As dengue cases rise rapidly across many parts of the country and Delhi witnesses a remarkable surge in people suffering from the disease, it’s time to follow all precautions, even if you have recovered from dengue in the recent or distant past. Unlike many viral infections, dengue virus (DENV) can be deadlier for you in case of repeat infection. While a person who has recovered from a particular serotype of dengue stays protected from the infection from all serotypes of dengue for 2-3 months, after this brief window, the protection wanes and the person can get infected by the rest of the serotypes. There are four serotypes of dengue currently – DENV-1, DENV-2, DENV-3 and DENV-4. (Also read: Dengue during pregnancy can turn fatal; know complications, symptoms and prevention tips)
This behaviour of dengue virus may seem peculiar at first glance as usually with other viral infections including Covid, the body remembers the infection for a long time through its memory B cells and memory T cells. However, in case of dengue the body only remembers infection from the serotype that caused infection and provides immunity only against that particular strain. When infected with other serotypes, the symptoms of dengue can become worse, antibodies from the primary infection may help spread the dengue viral infection.
Why people get second dengue infection
“The risk of getting a second dengue infection is as common as the first one because it occurs due to vector-borne disease and mosquito bites. It is all a matter of destiny that somebody experiences a second dengue attack, which happens because of the second mosquito bite. However, the course and clinical presentation of the disease can change the incubation period, which is generally 3 to 8 days but can shorten to as little as one day to three days. This means that the symptoms may start as early as one day after the mosquito bite and reach their maximum within five days,” says Dr Anantha Padmanabha, consultant, internal medicine, Fortis Hospital, Nagarbhavi, Bengaluru.
Why severity of second attack is greater
“Dengue virus, which belongs to the Flaviviridae family, consists of four distinct serotypes, namely DEN-1, DEN-2, DEN-3, and DEN-4. After the first infection, individuals develop specific antibodies targeting the infecting serotype.
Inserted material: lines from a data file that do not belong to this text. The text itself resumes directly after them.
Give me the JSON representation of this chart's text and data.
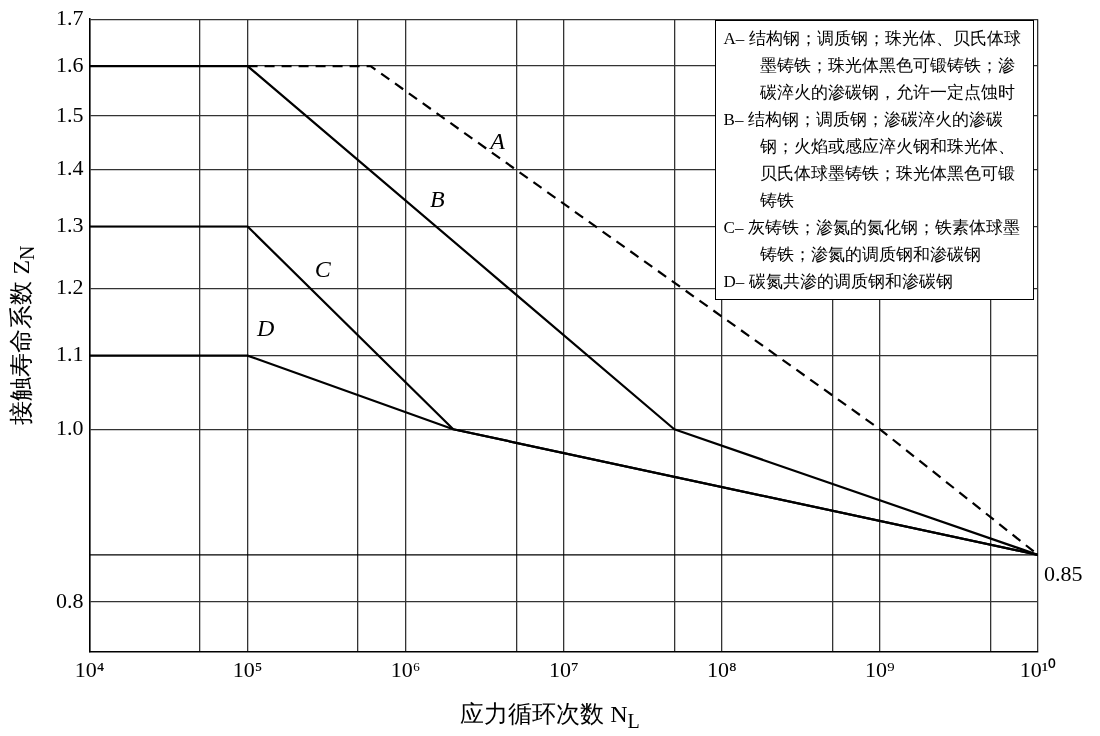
{
  "chart_data": {
    "type": "line",
    "xlabel": "应力循环次数 N$_{L}$",
    "ylabel": "接触寿命系数 Z$_{N}$",
    "log": "xy",
    "xlim": [
      10000,
      10000000000
    ],
    "ylim": [
      0.75,
      1.7
    ],
    "xticks": [
      {
        "value": 10000,
        "label": "10⁴"
      },
      {
        "value": 50000,
        "label": null
      },
      {
        "value": 100000,
        "label": "10⁵"
      },
      {
        "value": 500000,
        "label": null
      },
      {
        "value": 1000000,
        "label": "10⁶"
      },
      {
        "value": 5000000,
        "label": null
      },
      {
        "value": 10000000,
        "label": "10⁷"
      },
      {
        "value": 50000000,
        "label": null
      },
      {
        "value": 100000000,
        "label": "10⁸"
      },
      {
        "value": 500000000,
        "label": null
      },
      {
        "value": 1000000000,
        "label": "10⁹"
      },
      {
        "value": 5000000000,
        "label": null
      },
      {
        "value": 10000000000,
        "label": "10¹⁰"
      }
    ],
    "yticks": [
      0.8,
      {
        "value": 1.0,
        "label": "1.0"
      },
      1.1,
      1.2,
      1.3,
      1.4,
      1.5,
      1.6,
      1.7
    ],
    "grid": true,
    "legend": false,
    "marker": "none",
    "series": [
      {
        "name": "A",
        "color": "#000000",
        "line_style": "dashed",
        "x": [
          100000,
          600000,
          1000000000,
          10000000000
        ],
        "values": [
          1.6,
          1.6,
          1.0,
          0.85
        ]
      },
      {
        "name": "B",
        "color": "#000000",
        "line_style": "solid",
        "x": [
          10000,
          100000,
          50000000,
          10000000000
        ],
        "values": [
          1.6,
          1.6,
          1.0,
          0.85
        ]
      },
      {
        "name": "C",
        "color": "#000000",
        "line_style": "solid",
        "x": [
          10000,
          100000,
          2000000,
          10000000000
        ],
        "values": [
          1.3,
          1.3,
          1.0,
          0.85
        ]
      },
      {
        "name": "D",
        "color": "#000000",
        "line_style": "solid",
        "x": [
          10000,
          100000,
          2000000,
          10000000000
        ],
        "values": [
          1.1,
          1.1,
          1.0,
          0.85
        ]
      }
    ],
    "ref_lines": [
      {
        "axis": "y",
        "value": 0.85,
        "label": "0.85",
        "color": "#000000"
      }
    ],
    "annotations": [
      "A– 结构钢；调质钢；珠光体、贝氏体球墨铸铁；珠光体黑色可锻铸铁；渗碳淬火的渗碳钢，允许一定点蚀时",
      "B– 结构钢；调质钢；渗碳淬火的渗碳钢；火焰或感应淬火钢和珠光体、贝氏体球墨铸铁；珠光体黑色可锻铸铁",
      "C– 灰铸铁；渗氮的氮化钢；铁素体球墨铸铁；渗氮的调质钢和渗碳钢",
      "D– 碳氮共渗的调质钢和渗碳钢"
    ]
  }
}
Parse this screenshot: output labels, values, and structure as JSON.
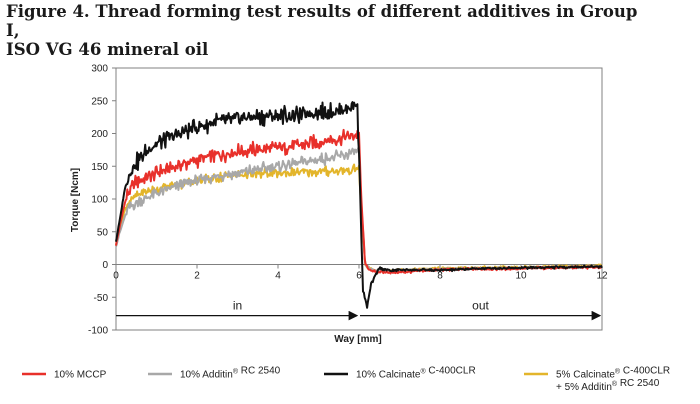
{
  "figure": {
    "title_line1": "Figure 4. Thread forming test results of different additives in Group I,",
    "title_line2": "ISO VG 46 mineral oil"
  },
  "chart_data": {
    "type": "line",
    "xlabel": "Way [mm]",
    "ylabel": "Torque [Ncm]",
    "xlim": [
      0,
      12
    ],
    "ylim": [
      -100,
      300
    ],
    "xticks": [
      0,
      2,
      4,
      6,
      8,
      10,
      12
    ],
    "yticks": [
      300,
      250,
      200,
      150,
      100,
      50,
      0,
      -50,
      -100
    ],
    "grid": false,
    "legend_position": "bottom",
    "regions": [
      {
        "label": "in",
        "from": 0,
        "to": 6
      },
      {
        "label": "out",
        "from": 6,
        "to": 12
      }
    ],
    "region_arrow_y": -78,
    "series": [
      {
        "name": "10% MCCP",
        "color": "#e8302a",
        "x": [
          0,
          0.1,
          0.2,
          0.3,
          0.5,
          0.8,
          1.0,
          1.5,
          2.0,
          2.5,
          3.0,
          3.5,
          4.0,
          4.5,
          5.0,
          5.5,
          5.9,
          6.0,
          6.05,
          6.15,
          6.3,
          6.6,
          7.0,
          8.0,
          9.0,
          10.0,
          11.0,
          12.0
        ],
        "y": [
          30,
          60,
          90,
          110,
          125,
          135,
          140,
          150,
          160,
          167,
          172,
          175,
          178,
          182,
          187,
          192,
          198,
          200,
          110,
          0,
          -10,
          -12,
          -12,
          -8,
          -7,
          -6,
          -5,
          -4
        ]
      },
      {
        "name": "10% Additin® RC 2540",
        "color": "#a8a8a8",
        "x": [
          0,
          0.1,
          0.2,
          0.3,
          0.5,
          0.8,
          1.0,
          1.5,
          2.0,
          2.5,
          3.0,
          3.5,
          4.0,
          4.5,
          5.0,
          5.5,
          5.9,
          6.0,
          6.05,
          6.15,
          6.3,
          6.6,
          7.0,
          8.0,
          9.0,
          10.0,
          11.0,
          12.0
        ],
        "y": [
          28,
          50,
          70,
          85,
          95,
          103,
          108,
          120,
          128,
          135,
          140,
          145,
          150,
          155,
          160,
          165,
          172,
          175,
          100,
          0,
          -8,
          -10,
          -9,
          -7,
          -6,
          -5,
          -4,
          -3
        ]
      },
      {
        "name": "10% Calcinate® C-400CLR",
        "color": "#111111",
        "x": [
          0,
          0.1,
          0.2,
          0.3,
          0.5,
          0.8,
          1.0,
          1.5,
          2.0,
          2.5,
          3.0,
          3.5,
          4.0,
          4.5,
          5.0,
          5.5,
          5.8,
          5.95,
          6.0,
          6.05,
          6.1,
          6.2,
          6.3,
          6.5,
          6.8,
          7.0,
          8.0,
          9.0,
          10.0,
          11.0,
          12.0
        ],
        "y": [
          35,
          70,
          110,
          135,
          155,
          175,
          185,
          198,
          210,
          218,
          222,
          226,
          228,
          230,
          232,
          235,
          240,
          245,
          180,
          60,
          -40,
          -65,
          -30,
          -5,
          -10,
          -8,
          -9,
          -6,
          -5,
          -4,
          -3
        ]
      },
      {
        "name": "5% Calcinate® C-400CLR + 5% Additin® RC 2540",
        "color": "#e3b52b",
        "x": [
          0,
          0.1,
          0.2,
          0.3,
          0.5,
          0.8,
          1.0,
          1.5,
          2.0,
          2.5,
          3.0,
          3.5,
          4.0,
          4.5,
          5.0,
          5.5,
          5.9,
          6.0,
          6.05,
          6.15,
          6.3,
          6.6,
          7.0,
          8.0,
          9.0,
          10.0,
          11.0,
          12.0
        ],
        "y": [
          30,
          55,
          80,
          95,
          105,
          112,
          115,
          122,
          128,
          133,
          136,
          138,
          140,
          141,
          142,
          143,
          145,
          148,
          90,
          0,
          -8,
          -10,
          -8,
          -6,
          -5,
          -4,
          -3,
          -2
        ]
      }
    ],
    "legend": [
      {
        "line1": "10% MCCP",
        "line2": ""
      },
      {
        "line1": "10% Additin® RC 2540",
        "line2": ""
      },
      {
        "line1": "10% Calcinate® C-400CLR",
        "line2": ""
      },
      {
        "line1": "5% Calcinate® C-400CLR",
        "line2": "+ 5% Additin® RC 2540"
      }
    ]
  }
}
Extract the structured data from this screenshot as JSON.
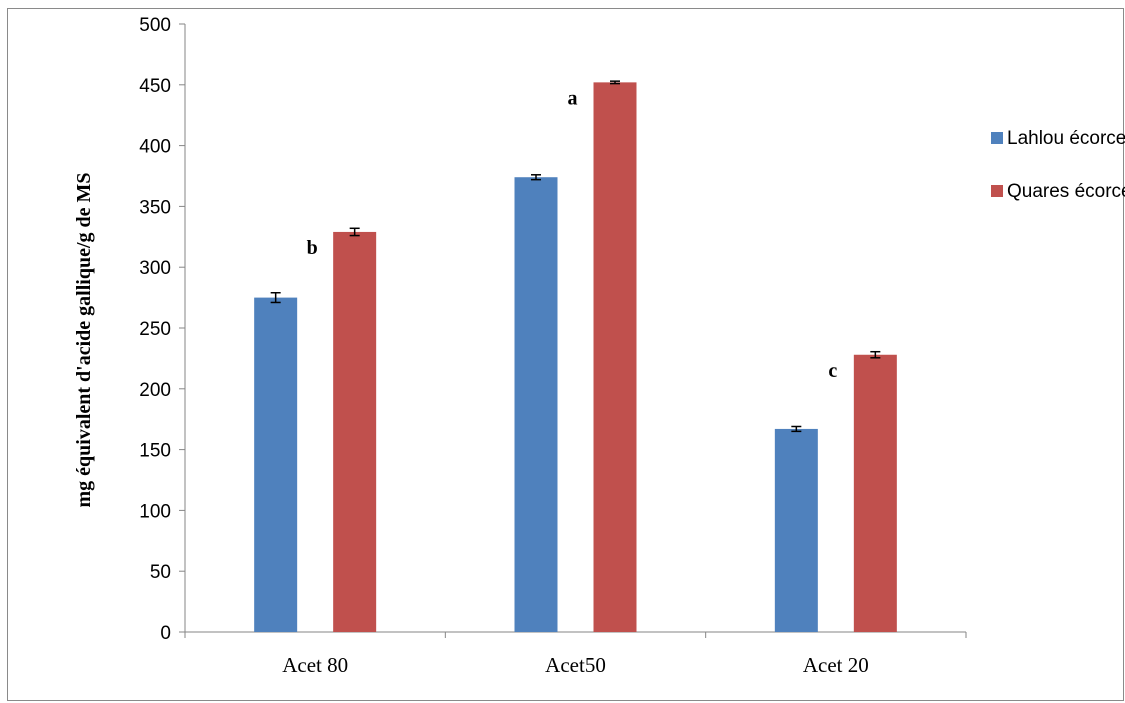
{
  "chart_data": {
    "type": "bar",
    "ylabel": "mg équivalent d'acide gallique/g de MS",
    "xlabel": "",
    "ylim": [
      0,
      500
    ],
    "yticks": [
      0,
      50,
      100,
      150,
      200,
      250,
      300,
      350,
      400,
      450,
      500
    ],
    "categories": [
      "Acet 80",
      "Acet50",
      "Acet 20"
    ],
    "series": [
      {
        "name": "Lahlou écorce",
        "color": "#4f81bd",
        "values": [
          275,
          374,
          167
        ],
        "errors": [
          4,
          2,
          2
        ]
      },
      {
        "name": "Quares  écorce",
        "color": "#c0504d",
        "values": [
          329,
          452,
          228
        ],
        "errors": [
          3,
          1,
          2.5
        ]
      }
    ],
    "annotations": [
      "b",
      "a",
      "c"
    ],
    "legend_position": "right",
    "grid": false
  }
}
When encountering a different serotype during a subsequent infection, these pre-existing antibodies can interact with the new virus particles in a phenomenon called ADE. During ADE, the antibodies generated against the first dengue serotype bind to the new virus particles but fail to neutralize them effectively. Instead, the virus-antibody complexes are taken up by immune cells through Fc receptors, which can lead to increased viral replication. This process potentiates viral infection, triggering a more robust immune response characterized by excessive cytokine release and activation of immune cells. Consequently, this heightened immune response can result in severe dengue symptoms, such as haemorrhage, organ failure, and shock,” says Dr Hyacinth Peninnah Paljor, Senior Consultant, Dept of Internal Medicine, Amrita Hospital, Faridabad.
“The severity of a dengue infection can be higher when people experience a second attack because preformed antibodies are already present in the patient from their previous exposure to the dengue virus. As a result, the antibody levels peak early, and the platelet count may decrease significantly in a short period during a fresh dengue infection. Normally, platelet levels may decline around the fifth or fourth day and continue to decrease for 7-8 days before starting to recover. However, in the case of a second attack within one year of the first dengue infection, the platelet count falls rapidly, and there is a higher risk of developing a dreaded complication known as dengue shock syndrome (DSS),” adds Dr Padmanabha.
“Several factors contribute to the increased risk of severe dengue in individuals experiencing a second infection. First, the presence of cross-reactive but non-neutralizing antibodies from the previous infection enables ADE to occur. Second, the sequence of dengue virus serotypes to which an individual is exposed can influence the severity of subsequent infections. For instance, sequential infections with DEN-2 followed by DEN-3 or DEN-4 have been associated with a higher risk of severe dengue,” says Dr Paljor.
DSS can occur more often in individuals who experience a second dengue attack within one year of the first one. In this condition, they may experience bleeding throughout the body, a drop in blood pressure, and even bleeding in the intra-abdominal and cerebral regions, meaning in the brain. This is a serious complication that can arise due to dengue shock syndrome.
How to prevent second infection
“Given the increased risk of severe dengue in individuals with a second infection, prevention and control strategies become crucial. Vector control measures, such as eliminating mosquito breeding sites and using insecticides, remain vital in reducing dengue transmission. Additionally, public health efforts should focus on raising awareness about the risks associated with sequential dengue infections and the importance of seeking medical attention promptly when symptoms arise,” says Dr Paljor.